Parmaklarımın tutuşu garipti. Doğal ve güzeldi. Hayatımda ilk kez hissettiğim harika duygu beni çok heyecanlandırdı.
Bıçak sessizce hareket etti. Kimse bir şey göremiyordu.
Sadece. Bir şey yaşadı. Bir şey kesildi. Bir şey yere düştü.
Bazı insanlar şok olurken, diğerlerinin ağzı açık kaldı.
7. Havari, Lee Jihye’ye tutunarak yavaşça yere çöktü. Boynundan kan fışkırdı. Ellerim hareket etti ve Lee Jihye’nin düşen bedenini yakaladım.
“Ah, ah…”
Lee Jihye’yi hafifçe platforma yerleştirdim. Gözlerimi kaldırdım ve elçilerin bu tarafa baktıklarını gördüm. İlk konuşan 3. Havari’ydi.
“Sen… Sen kimsin?”
Ne kadar komik. Aptalca bir soruydu. Yavaşça ağzımı açtım. Sanki en başından beri bu adammışım gibiydim.
“Ben Yoo Jonghyuk.”
Dünyanın en soğuk ve en yalnız sesi. Uyuyan prens nihayet derin uykusundan uyanmıştı.

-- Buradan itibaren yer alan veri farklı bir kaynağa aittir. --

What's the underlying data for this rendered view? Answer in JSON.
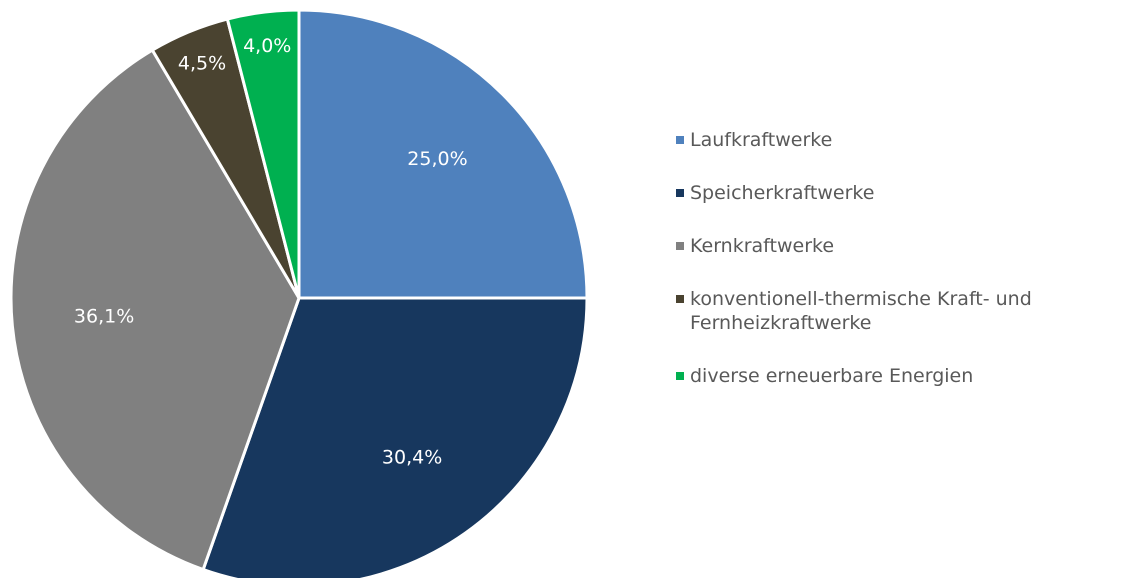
{
  "chart_data": {
    "type": "pie",
    "categories": [
      "Laufkraftwerke",
      "Speicherkraftwerke",
      "Kernkraftwerke",
      "konventionell-thermische Kraft- und Fernheizkraftwerke",
      "diverse erneuerbare Energien"
    ],
    "values": [
      25.0,
      30.4,
      36.1,
      4.5,
      4.0
    ],
    "value_labels": [
      "25,0%",
      "30,4%",
      "36,1%",
      "4,5%",
      "4,0%"
    ],
    "colors": [
      "#4f81bd",
      "#17375e",
      "#808080",
      "#4a4330",
      "#00b050"
    ],
    "legend": "right"
  }
}
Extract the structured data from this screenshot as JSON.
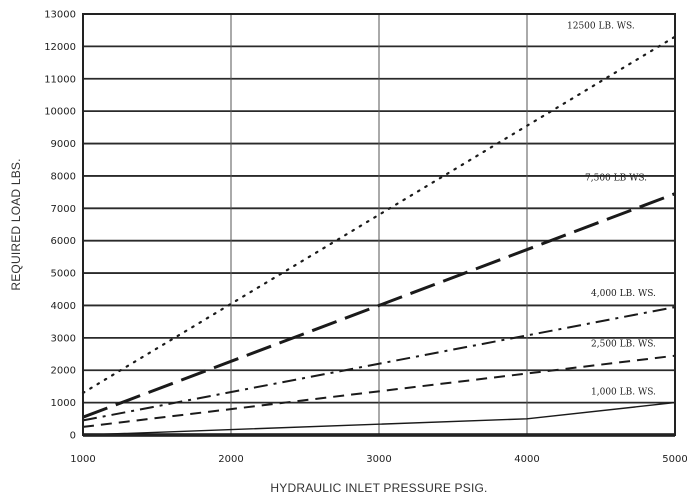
{
  "chart_data": {
    "type": "line",
    "title": "",
    "xlabel": "HYDRAULIC INLET PRESSURE PSIG.",
    "ylabel": "REQUIRED LOAD LBS.",
    "xlim": [
      1000,
      5000
    ],
    "ylim": [
      0,
      13000
    ],
    "x_ticks": [
      1000,
      2000,
      3000,
      4000,
      5000
    ],
    "y_ticks": [
      0,
      1000,
      2000,
      3000,
      4000,
      5000,
      6000,
      7000,
      8000,
      9000,
      10000,
      11000,
      12000,
      13000
    ],
    "grid": true,
    "legend": "none (series labeled inline at right end of lines)",
    "series": [
      {
        "name": "12500 LB. WS.",
        "style": "dotted",
        "x": [
          1000,
          5000
        ],
        "y": [
          1300,
          12300
        ]
      },
      {
        "name": "7,500 LB WS.",
        "style": "long-dash",
        "x": [
          1000,
          5000
        ],
        "y": [
          550,
          7450
        ]
      },
      {
        "name": "4,000 LB. WS.",
        "style": "dash-dot",
        "x": [
          1000,
          5000
        ],
        "y": [
          450,
          3950
        ]
      },
      {
        "name": "2,500 LB. WS.",
        "style": "dashed",
        "x": [
          1000,
          5000
        ],
        "y": [
          250,
          2450
        ]
      },
      {
        "name": "1,000 LB. WS.",
        "style": "solid",
        "x": [
          1000,
          4000,
          5000
        ],
        "y": [
          0,
          500,
          1000
        ]
      }
    ]
  }
}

“Ve sen burada öleceksin.”
Artık Chungmuro güvende olacaktı.
.
.
Bilincim Yoo Jonghyuk’un bedeninden kaçtı ve yavaşça orijinal bedenine geri döndü.
[Özel yetenek, Her Şeyi Bilen Okuyucunun Bakış Açısı 3. aşama kapatıldı.]
[Beceri çatışması hatası normalleştirildi.]
[Öldürmeye Hayır Kralı’nın gecikmiş ayrıcalığı yeniden ortaya çıktı.]